I am embedding ActiveMQ Artemis within Spring Boot application and I am trying to connect to MQTT port with Mqttv5PahoMessageDrivenChannelAdapter from Spring Integration:

@Bean
public ClientManager<IMqttAsyncClient, MqttConnectionOptions> clientManager(MqttConnectionOptions connectionOptions, MqttClientPersistence mqttClientPersistence) {
    Mqttv5ClientManager clientManager = new Mqttv5ClientManager(connectionOptions, "client-manager-client-id-v5");
    clientManager.setPersistence(mqttClientPersistence);
    return clientManager;
}

@Bean
public Mqttv5PahoMessageDrivenChannelAdapter agentRegistrationInputAdapter(
            ClientManager<IMqttAsyncClient, MqttConnectionOptions> clientManager,
            @Qualifier(AGENT_REGISTRATION_INPUT_CHANNEL) final MessageChannel channel) {
    final var adapter = new Mqttv5PahoMessageDrivenChannelAdapter(clientManager);
    adapter.setOutputChannel(channel);
    adapter.addTopic("agent.registration", 1);
    return adapter;
}

But what I see in the logs of the Artemis is the following:

o.a.a.a.core.server.impl.QueueImpl       : Scanning for expires on client-manager-client-id-v5.agent.registration
o.a.a.a.core.server.impl.QueueImpl       : Scanning for expires on client-manager-client-id-v5.agent.registration done

ActiveMQ Artemis creates the address agent.registration and under that address it creates queue client-manager-client-id-v5.agent.registration queue.

How can I avoid the client ID prefix for the queue?

UPDATE #1

If the queue already exists because it was created by definition during initialisation, then it is not created again by the Paho client with the prefix.

Its this behaviour expected?

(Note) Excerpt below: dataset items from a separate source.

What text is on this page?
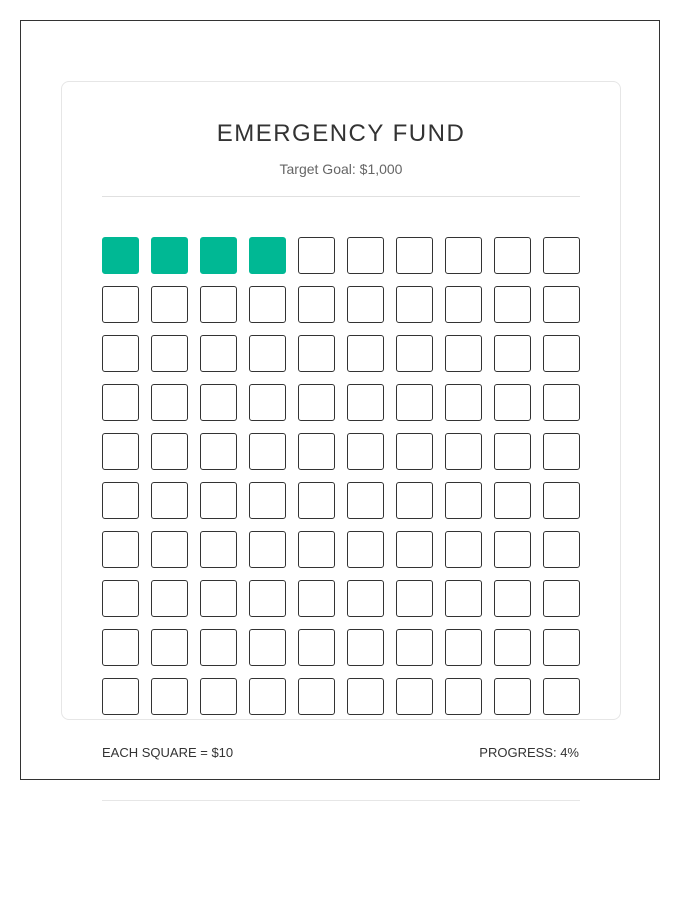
EMERGENCY FUND
Target Goal: $1,000
EACH SQUARE = $10	PROGRESS: 4%
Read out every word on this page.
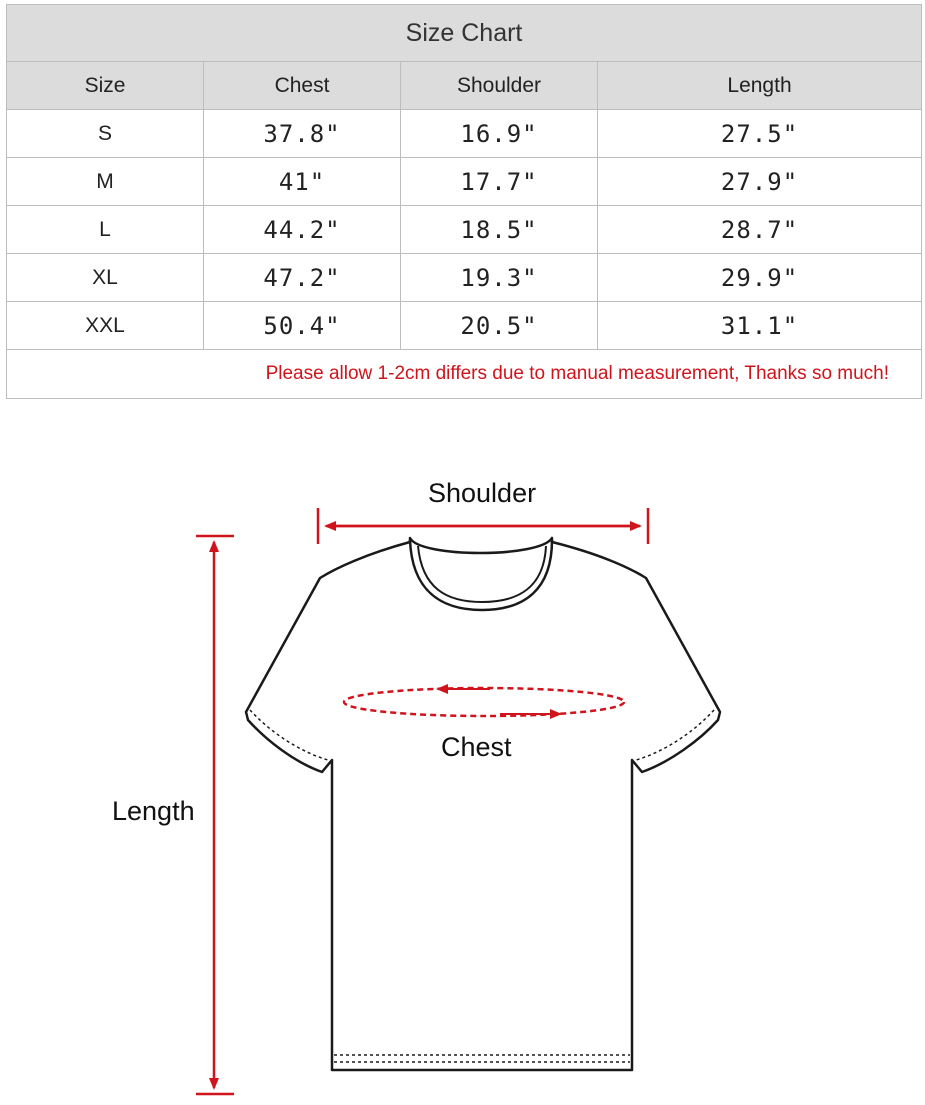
Size Chart			
Size	Chest	Shoulder	Length
S	37.8"	16.9"	27.5"
M	41"	17.7"	27.9"
L	44.2"	18.5"	28.7"
XL	47.2"	19.3"	29.9"
XXL	50.4"	20.5"	31.1"
Please allow 1-2cm differs due to manual measurement, Thanks so much!			
Shoulder
Chest
Length
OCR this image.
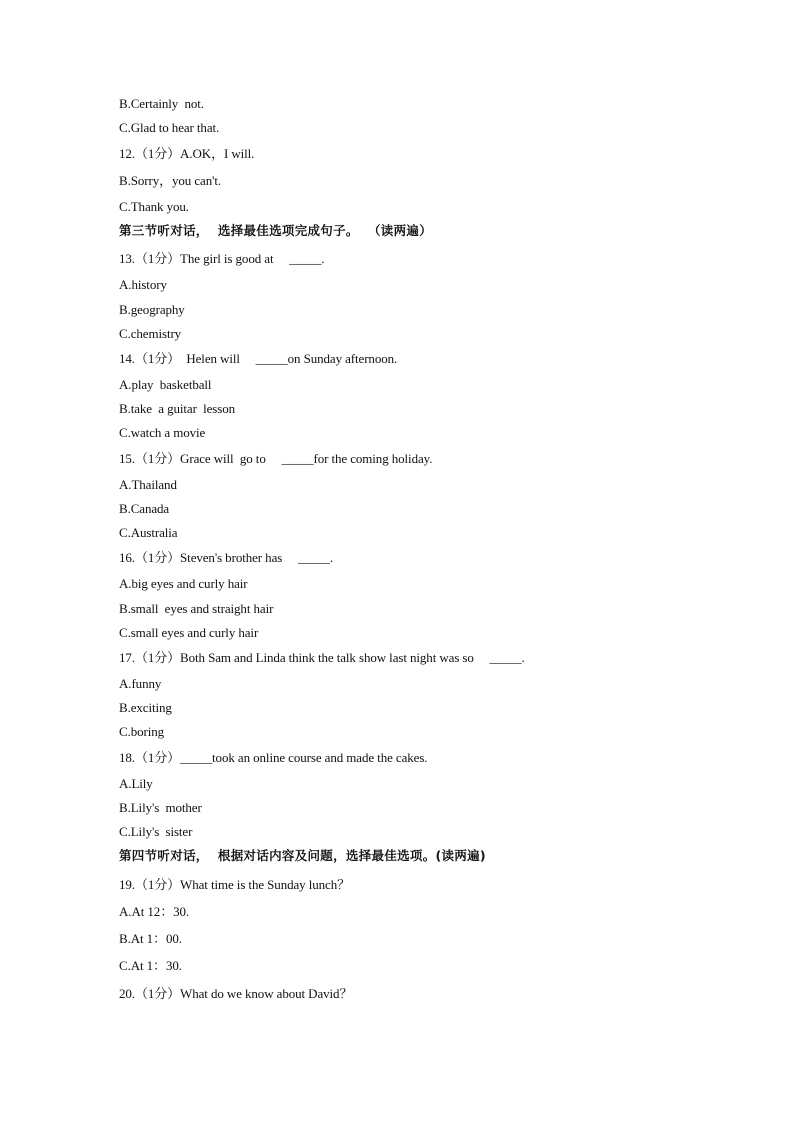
B.Certainly  not.
C.Glad to hear that.
12.（1分）A.OK，I will.
B.Sorry，you can't.
C.Thank you.
第三节听对话，  选择最佳选项完成句子。  （读两遍）
13.（1分）The girl is good at     _____.
A.history
B.geography
C.chemistry
14.（1分）  Helen will     _____on Sunday afternoon.
A.play  basketball
B.take  a guitar  lesson
C.watch a movie
15.（1分）Grace will  go to     _____for the coming holiday.
A.Thailand
B.Canada
C.Australia
16.（1分）Steven's brother has     _____.
A.big eyes and curly hair
B.small  eyes and straight hair
C.small eyes and curly hair
17.（1分）Both Sam and Linda think the talk show last night was so     _____.
A.funny
B.exciting
C.boring
18.（1分）_____took an online course and made the cakes.
A.Lily
B.Lily's  mother
C.Lily's  sister
第四节听对话，  根据对话内容及问题，选择最佳选项。(读两遍)
19.（1分）What time is the Sunday lunch？
A.At 12：30.
B.At 1：00.
C.At 1：30.
20.（1分）What do we know about David？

Are all client created queues always prefixed?


Solution

  • What you're seeing is the expected behavior.

    In ActiveMQ Artemis an MQTT topic is represented as an address and an MQTT subscription is represented as a queue. The queue is named according to the ID of the MQTT client that created it. This naming scheme separates MQTT subscriptions from different clients on the same topic. If you somehow avoid the prefix then it's likely that multiple MQTT clients would share the messages in the subscription which would violate the expected pub/sub semantics where every client gets every message.